Concrètement, les sites et régies publicitaires seront dans l'obligation d'informer l'internaute sur la finalité du cookie et de demander son accord préalable avant de le déposer sur son ordinateur (par exemple en cliquant sur une fenêtre qui s'affichera). Un tel processus, selon Jérôme de Labriffe, président du bureau de promotion de la communication interactive IAB France, interrogé par l'AFP « frise l'aberration totale ». Bien qu'il accepte « le principe de donner la main à l'utilisateur », il indique qu' « imposer une restriction très contraignante sur les cookies est quasiment inapplicable: ça va devenir ingérable de devoir lui demander son assentiment à chaque fois qu'il ouvre une page ! ». Conformément à ce que préconise l'ENISA, les cookies concernés seront ceux qui conservent les données personnelles des internautes, et non ceux servant à faciliter la navigation (comme ceux par exemple conservant l'identifiant et le mot de passe de l'utilisateur lui évitant de réitérer son enregistrement à chaque connexion).
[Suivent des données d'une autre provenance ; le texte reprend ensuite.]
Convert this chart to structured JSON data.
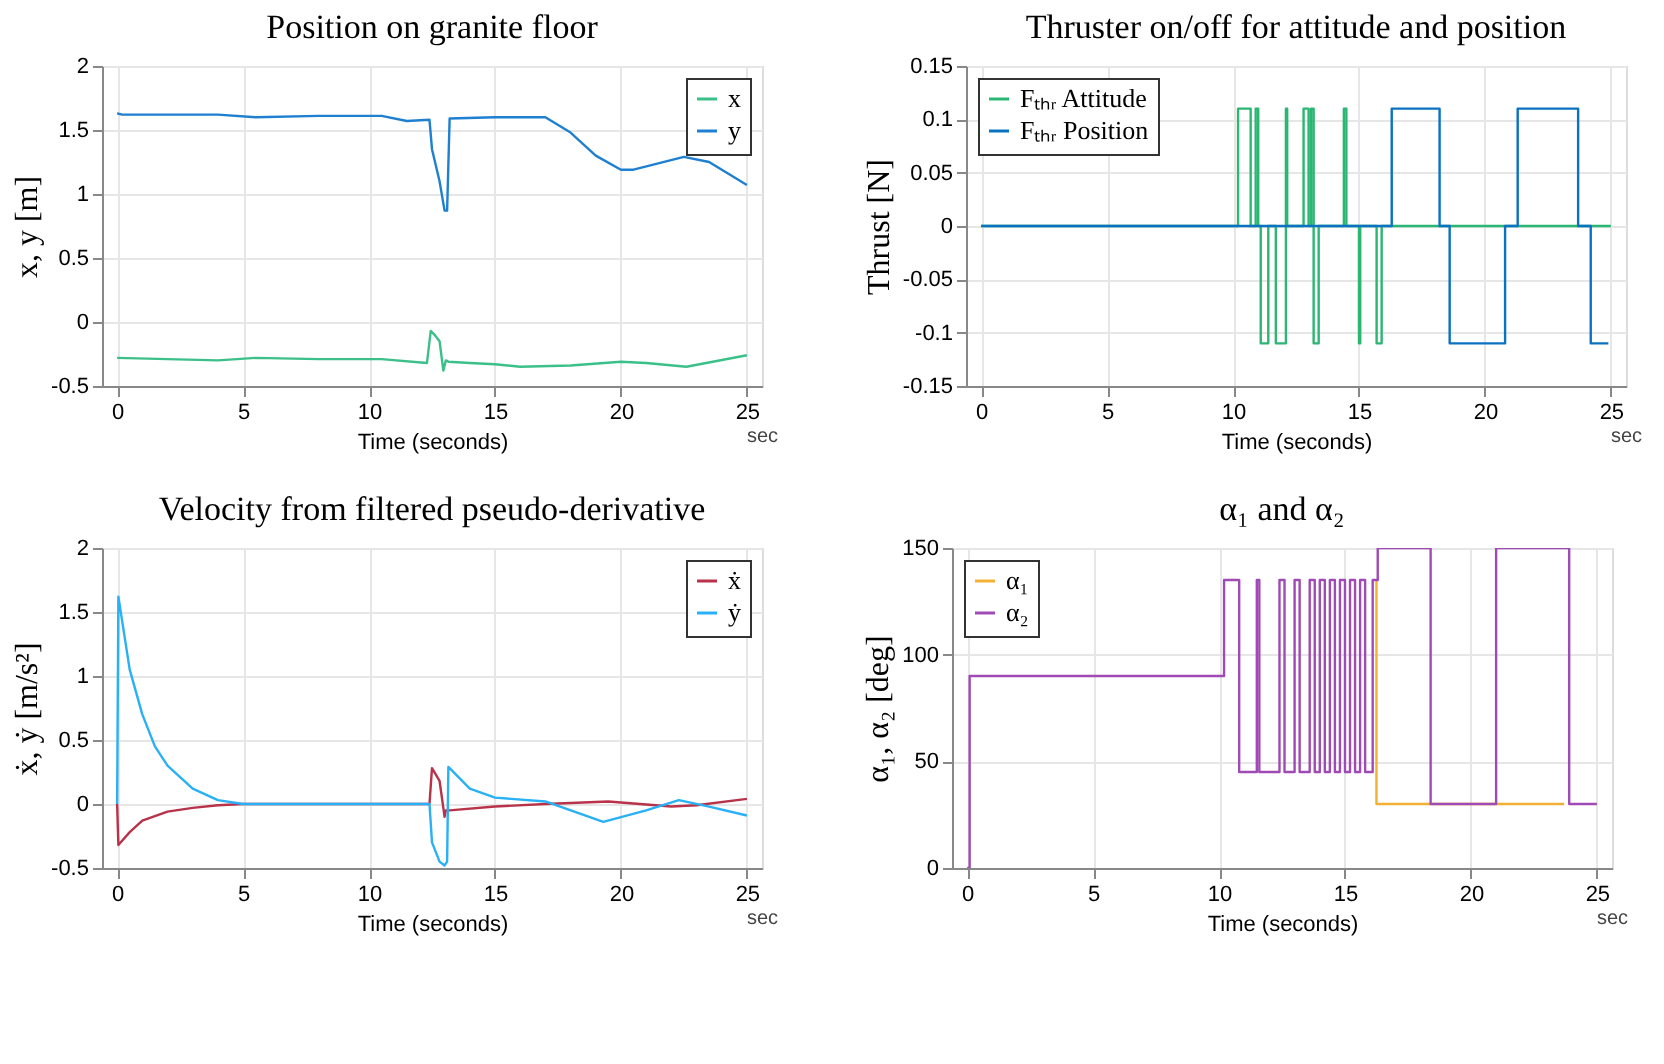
{
  "chart_data": [
    {
      "type": "line",
      "title": "Position on granite floor",
      "xlabel": "Time (seconds)",
      "ylabel": "x, y [m]",
      "annotations": [
        "sec"
      ],
      "xlim": [
        -0.6,
        25.6
      ],
      "xticks": [
        0,
        5,
        10,
        15,
        20,
        25
      ],
      "ylim": [
        -0.5,
        2
      ],
      "yticks": [
        -0.5,
        0,
        0.5,
        1,
        1.5,
        2
      ],
      "grid": true,
      "legend": "top right",
      "series": [
        {
          "name": "x",
          "color": "#3cc08a",
          "x": [
            0,
            2,
            4,
            5.5,
            8,
            10.5,
            12.3,
            12.45,
            12.6,
            12.8,
            12.95,
            13.05,
            13.15,
            14,
            15,
            16,
            18,
            20,
            21,
            22.6,
            25
          ],
          "values": [
            -0.28,
            -0.29,
            -0.3,
            -0.28,
            -0.29,
            -0.29,
            -0.32,
            -0.07,
            -0.1,
            -0.15,
            -0.38,
            -0.3,
            -0.31,
            -0.32,
            -0.33,
            -0.35,
            -0.34,
            -0.31,
            -0.32,
            -0.35,
            -0.26
          ]
        },
        {
          "name": "y",
          "color": "#1f7fd0",
          "x": [
            0,
            0.2,
            4,
            5.5,
            8,
            10.5,
            11.5,
            12.4,
            12.5,
            12.8,
            13.0,
            13.1,
            13.2,
            15,
            17,
            18,
            19,
            20,
            20.5,
            22.5,
            23.5,
            25
          ],
          "values": [
            1.63,
            1.62,
            1.62,
            1.6,
            1.61,
            1.61,
            1.57,
            1.58,
            1.35,
            1.1,
            0.87,
            0.87,
            1.59,
            1.6,
            1.6,
            1.48,
            1.3,
            1.19,
            1.19,
            1.29,
            1.25,
            1.07
          ]
        }
      ]
    },
    {
      "type": "step",
      "title": "Thruster on/off for attitude and position",
      "xlabel": "Time (seconds)",
      "ylabel": "Thrust [N]",
      "annotations": [
        "sec"
      ],
      "xlim": [
        -0.6,
        25.6
      ],
      "xticks": [
        0,
        5,
        10,
        15,
        20,
        25
      ],
      "ylim": [
        -0.15,
        0.15
      ],
      "yticks": [
        -0.15,
        -0.1,
        -0.05,
        0,
        0.05,
        0.1,
        0.15
      ],
      "grid": true,
      "legend": "top left",
      "series": [
        {
          "name": "Fₜₕᵣ Attitude",
          "color": "#2bb673",
          "x": [
            0,
            10.2,
            10.7,
            10.9,
            11.0,
            11.1,
            11.4,
            11.7,
            12.1,
            12.15,
            12.8,
            13.0,
            13.1,
            13.2,
            13.4,
            14.4,
            14.5,
            15.0,
            15.05,
            15.7,
            15.9,
            25
          ],
          "values": [
            0,
            0.11,
            0,
            0.11,
            0,
            -0.11,
            0,
            -0.11,
            0.11,
            0,
            0.11,
            0,
            0.11,
            -0.11,
            0,
            0.11,
            0,
            -0.11,
            0,
            -0.11,
            0,
            0
          ]
        },
        {
          "name": "Fₜₕᵣ Position",
          "color": "#0a72c0",
          "x": [
            0,
            16.3,
            17.6,
            18.2,
            18.6,
            19.0,
            20.8,
            21.3,
            22.1,
            23.1,
            23.7,
            24.2,
            24.9
          ],
          "values": [
            0,
            0.11,
            0.11,
            0,
            -0.11,
            -0.11,
            0,
            0.11,
            0.11,
            0.11,
            0,
            -0.11,
            -0.11
          ]
        }
      ]
    },
    {
      "type": "line",
      "title": "Velocity from filtered pseudo-derivative",
      "xlabel": "Time (seconds)",
      "ylabel": "ẋ, ẏ [m/s²]",
      "annotations": [
        "sec"
      ],
      "xlim": [
        -0.6,
        25.6
      ],
      "xticks": [
        0,
        5,
        10,
        15,
        20,
        25
      ],
      "ylim": [
        -0.5,
        2
      ],
      "yticks": [
        -0.5,
        0,
        0.5,
        1,
        1.5,
        2
      ],
      "grid": true,
      "legend": "top right",
      "series": [
        {
          "name": "ẋ",
          "color": "#b8334a",
          "x": [
            0,
            0.05,
            0.5,
            1,
            2,
            3,
            4,
            5,
            10,
            12.4,
            12.5,
            12.8,
            13.0,
            13.05,
            13.2,
            15,
            17,
            19.5,
            22,
            23,
            25
          ],
          "values": [
            0,
            -0.32,
            -0.22,
            -0.13,
            -0.06,
            -0.03,
            -0.01,
            0,
            0,
            0,
            0.28,
            0.18,
            -0.1,
            -0.05,
            -0.05,
            -0.02,
            0,
            0.02,
            -0.02,
            -0.01,
            0.04
          ]
        },
        {
          "name": "ẏ",
          "color": "#2ab0f5",
          "x": [
            0,
            0.05,
            0.5,
            1,
            1.5,
            2,
            3,
            4,
            5,
            10,
            12.4,
            12.5,
            12.8,
            13.0,
            13.1,
            13.15,
            14,
            15,
            17,
            19.3,
            21,
            22.3,
            23.5,
            25
          ],
          "values": [
            0,
            1.62,
            1.05,
            0.7,
            0.45,
            0.3,
            0.12,
            0.03,
            0,
            0,
            0,
            -0.3,
            -0.45,
            -0.48,
            -0.45,
            0.29,
            0.12,
            0.05,
            0.02,
            -0.14,
            -0.05,
            0.03,
            -0.02,
            -0.09
          ]
        }
      ]
    },
    {
      "type": "step",
      "title": "α₁ and α₂",
      "xlabel": "Time (seconds)",
      "ylabel": "α₁, α₂ [deg]",
      "annotations": [
        "sec"
      ],
      "xlim": [
        -0.6,
        25.6
      ],
      "xticks": [
        0,
        5,
        10,
        15,
        20,
        25
      ],
      "ylim": [
        0,
        150
      ],
      "yticks": [
        0,
        50,
        100,
        150
      ],
      "grid": true,
      "legend": "top left",
      "series": [
        {
          "name": "α₁",
          "color": "#f2b134",
          "x": [
            16.25,
            16.25,
            23.7
          ],
          "values": [
            135,
            30,
            30
          ]
        },
        {
          "name": "α₂",
          "color": "#a04bb5",
          "x": [
            0,
            0.1,
            10.2,
            10.8,
            11.5,
            11.6,
            12.4,
            12.6,
            13.0,
            13.2,
            13.6,
            13.8,
            14.0,
            14.2,
            14.4,
            14.6,
            14.8,
            15.0,
            15.2,
            15.4,
            15.6,
            15.8,
            16.1,
            16.3,
            18.4,
            21.0,
            23.9,
            25
          ],
          "values": [
            0,
            90,
            135,
            45,
            135,
            45,
            135,
            45,
            135,
            45,
            135,
            45,
            135,
            45,
            135,
            45,
            135,
            45,
            135,
            45,
            135,
            45,
            135,
            150,
            30,
            150,
            30,
            30
          ]
        }
      ]
    }
  ]
}
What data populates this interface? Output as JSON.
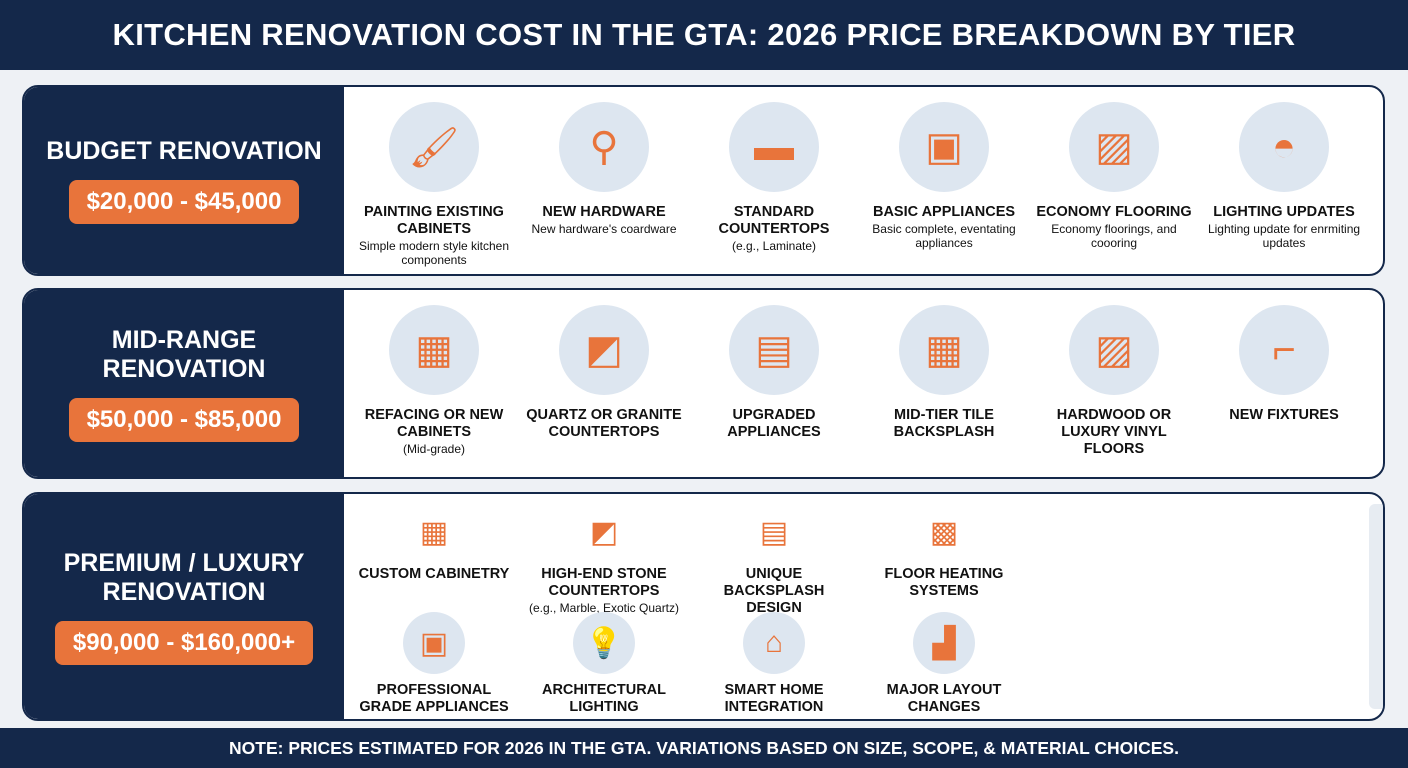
{
  "title": "KITCHEN RENOVATION COST IN THE GTA: 2026 PRICE BREAKDOWN BY TIER",
  "footer": "NOTE: PRICES ESTIMATED FOR 2026 IN THE GTA. VARIATIONS BASED ON SIZE, SCOPE, & MATERIAL CHOICES.",
  "colors": {
    "navy": "#14284a",
    "orange": "#e8743b",
    "icon_bg": "#dde6f0"
  },
  "tiers": [
    {
      "name": "BUDGET RENOVATION",
      "price": "$20,000 - $45,000",
      "items": [
        {
          "label": "PAINTING EXISTING CABINETS",
          "sub": "Simple modern style kitchen components",
          "icon": "paintbrush-cabinet-icon"
        },
        {
          "label": "NEW HARDWARE",
          "sub": "New hardware's coardware",
          "icon": "cabinet-handles-icon"
        },
        {
          "label": "STANDARD COUNTERTOPS",
          "sub": "(e.g., Laminate)",
          "icon": "countertop-icon"
        },
        {
          "label": "BASIC APPLIANCES",
          "sub": "Basic complete, eventating appliances",
          "icon": "oven-icon"
        },
        {
          "label": "ECONOMY FLOORING",
          "sub": "Economy floorings, and coooring",
          "icon": "wood-floor-icon"
        },
        {
          "label": "LIGHTING UPDATES",
          "sub": "Lighting update for enrmiting updates",
          "icon": "pendant-lamp-icon"
        }
      ]
    },
    {
      "name": "MID-RANGE RENOVATION",
      "price": "$50,000 - $85,000",
      "items": [
        {
          "label": "REFACING OR NEW CABINETS",
          "sub": "(Mid-grade)",
          "icon": "cabinets-icon"
        },
        {
          "label": "QUARTZ OR GRANITE COUNTERTOPS",
          "sub": "",
          "icon": "quartz-countertop-icon"
        },
        {
          "label": "UPGRADED APPLIANCES",
          "sub": "",
          "icon": "appliances-icon"
        },
        {
          "label": "MID-TIER TILE BACKSPLASH",
          "sub": "",
          "icon": "tile-icon"
        },
        {
          "label": "HARDWOOD OR LUXURY VINYL FLOORS",
          "sub": "",
          "icon": "hardwood-icon"
        },
        {
          "label": "NEW FIXTURES",
          "sub": "",
          "icon": "faucet-icon"
        }
      ]
    },
    {
      "name": "PREMIUM / LUXURY RENOVATION",
      "price": "$90,000 - $160,000+",
      "items": [
        {
          "label": "CUSTOM CABINETRY",
          "sub": "",
          "icon": "custom-cabinetry-icon"
        },
        {
          "label": "HIGH-END STONE COUNTERTOPS",
          "sub": "(e.g., Marble, Exotic Quartz)",
          "icon": "marble-countertop-icon"
        },
        {
          "label": "UNIQUE BACKSPLASH DESIGN",
          "sub": "",
          "icon": "backsplash-icon"
        },
        {
          "label": "FLOOR HEATING SYSTEMS",
          "sub": "",
          "icon": "floor-heating-icon"
        },
        {
          "label": "PROFESSIONAL GRADE APPLIANCES",
          "sub": "",
          "icon": "pro-oven-icon"
        },
        {
          "label": "ARCHITECTURAL LIGHTING",
          "sub": "",
          "icon": "lightbulb-icon"
        },
        {
          "label": "SMART HOME INTEGRATION",
          "sub": "",
          "icon": "smart-home-icon"
        },
        {
          "label": "MAJOR LAYOUT CHANGES",
          "sub": "",
          "icon": "layout-icon"
        }
      ]
    }
  ]
}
Plusieurs sociétés travaillent déjà depuis un moment sur le sujet telles que Mozilla, Google et plus récemment Microsoft avec la technologie « Do not Track » offrant une option aux internautes qui ne souhaitent pas que les sites visités utilisent certaines données pour de la publicité comportementale. Le mouvement est donc en marche et l'enjeu à la hauteur des efforts demandés comme l'a déclaré le directeur de l'ENISA : « De nombreux efforts sont nécessaires pour rendre ces cookies de nouvelle génération aussi transparents et contrôlables par l'utilisateur que les cookies HTTP ordinaires, en vue de sauvegarder les aspects liés à la vie privée et à la sécurité aussi bien des consommateurs que des entreprises ».